E element(); // throws NoSuchElementException which is a runtime exception.
}

type alias Buffer e buffer =
{ add : e -> buffer -> buffer
, remove : buffer -> Maybe ( e, buffer )
, element : buffer -> Maybe e
}


Java Buffer also has poll() and peek() methods but these use nulls when the buffer is empty. We don’t silently fail in Elm so I took the versions which throw exceptions and translated those into Maybes.

Something interesting happened, the Java version has only one type variable E, but the Elm version has two, e and buffer. The type variable buffer had to be added to provide somewhere to put the implementation.

Here are some alternative implementations of Buffer:

stack : Buffer e (List e)
stack =
{ add = \item list -> item :: list
, remove =
\list ->
case list of
[] ->
Nothing

x :: xs ->
Just ( x, xs )
}

queue : Buffer e (Array e)
queue =
, remove =
\array ->
Array.get 0 array
|> Maybe.andThen
(\result ->
Just
( result
, Array.slice 1 (Array.length array) array
)
)
, element = Array.get 0
}


With reference to the thread on Dethroning the List, you can see that a Collection e collection type alias could be defined. This could have List and Array implementations with different performance characteristics - code could be written to work with either by working through the Collection e collection interface. (Not that I am saying this should be done - something more built into the language will likely be more performant).

‘add’, ‘remove’ and ‘element’ are named functions. Together as the Buffer record type they form a set of functions for working with buffers. Higher order functions that can do stuff with buffers can then be written. When only 1 function is needed, it is usually passed as an anonymous lambda, such as mapping over Lists:

map : (a -> b) -> List a -> List b


The interface there is (a -> b), the most general one. So compared with Java, Elm is very nice in that it lets you deconstruct interfaces down to anonymous function types if you like, or to create records with named functions for larger structures.

In order to keep the interface and its implementation separate, the consumer of a module of code must be able to instantiate the implementation, but other than that should just depend on the interface. The implementation needs to depend on the interface too, in order to know its type. So you end up with a dependency graph something like this:

The implementation of an interface must be able to be instantiated at runtime and multiple implementations must be possible. Understood that way, are Elms modules interfaces? No, because the interface as type annotations in a module must be placed next to the implementation. Also modules are not instantiated dynamically.
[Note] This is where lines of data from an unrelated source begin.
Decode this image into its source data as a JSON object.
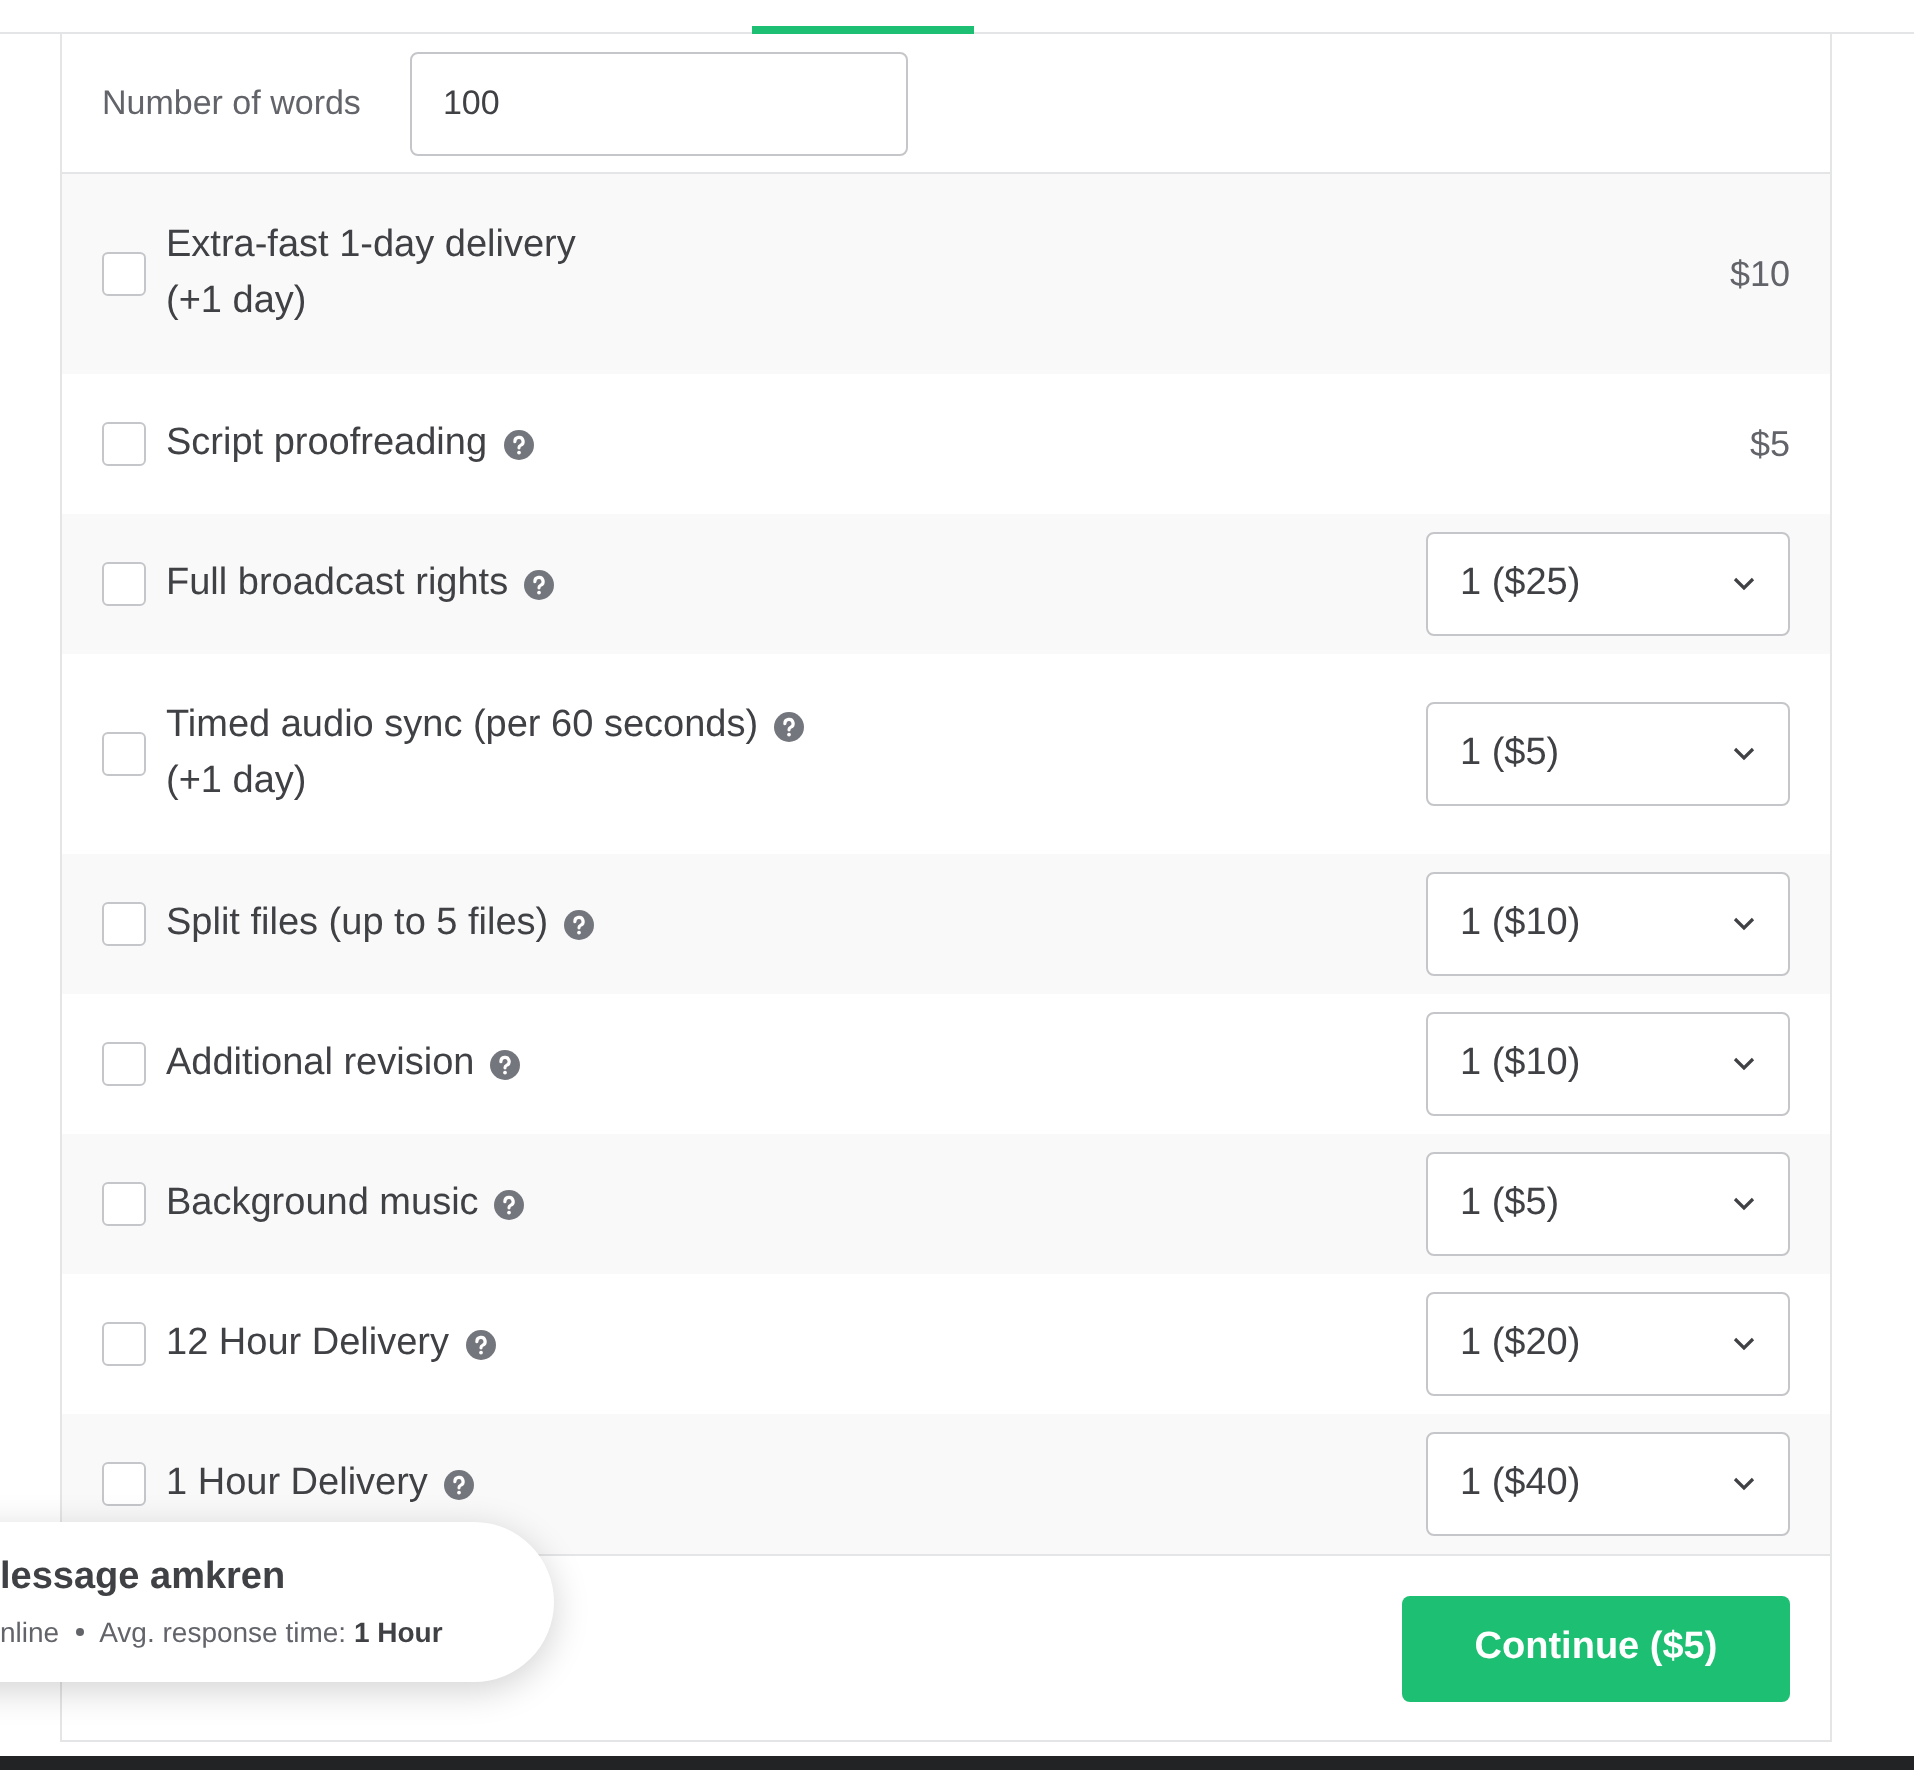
{
  "words": {
    "label": "Number of words",
    "value": "100"
  },
  "extras": [
    {
      "kind": "price",
      "label": "Extra-fast 1-day delivery",
      "note": "(+1 day)",
      "help": false,
      "checked": false,
      "price": "$10"
    },
    {
      "kind": "price",
      "label": "Script proofreading",
      "help": true,
      "checked": false,
      "price": "$5"
    },
    {
      "kind": "select",
      "label": "Full broadcast rights",
      "help": true,
      "checked": false,
      "value": "1 ($25)"
    },
    {
      "kind": "select",
      "label": "Timed audio sync (per 60 seconds)",
      "note": "(+1 day)",
      "help": true,
      "checked": false,
      "value": "1 ($5)"
    },
    {
      "kind": "select",
      "label": "Split files (up to 5 files)",
      "help": true,
      "checked": false,
      "value": "1 ($10)"
    },
    {
      "kind": "select",
      "label": "Additional revision",
      "help": true,
      "checked": false,
      "value": "1 ($10)"
    },
    {
      "kind": "select",
      "label": "Background music",
      "help": true,
      "checked": false,
      "value": "1 ($5)"
    },
    {
      "kind": "select",
      "label": "12 Hour Delivery",
      "help": true,
      "checked": false,
      "value": "1 ($20)"
    },
    {
      "kind": "select",
      "label": "1 Hour Delivery",
      "help": true,
      "checked": false,
      "value": "1 ($40)"
    }
  ],
  "chat": {
    "title": "lessage amkren",
    "status": "nline",
    "response_label": "Avg. response time:",
    "response_value": "1 Hour"
  },
  "continue_button": "Continue ($5)"
}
Note that a stack and a queue do not have the same type, although both unify with the Buffer type; I cannot have a list with both stacks and queues in it. But it is possible to write functions over the Buffer type that will work with both the stack and queue implementations. This is a difference with how Interfaces in Java work, as an Interface in Java sits at the top of a hierarchy of sub-types. Library code can be open-ended but applications must eventually declare the actual types and implementations.

It is not uncommon in Java to see downcasting to implementations or making use of the instanceof operator - and this is more strictly dealt with in Elm by the use of tagged union types and case statements.

A final difference to note is that in my queue.remove operation above I wrote Array.get 0 array rather than just call this.element which already had that as its implementation - this is not actually OO programming.

Interfaces can be used where:

• Larger project needs some formal interfaces to separate areas of concern between programming teams.
• To guide the larger structure of a program, even where work is not split between teams or even individuals. There can be a benefit to being able to compile structure before writing an implementation.
• To plug-in variable functionality by substituting implementations where high flexibility yields a benefit.
• To code in an open-ended way (dangerous).
• In every day coding whenever we use higher order functions.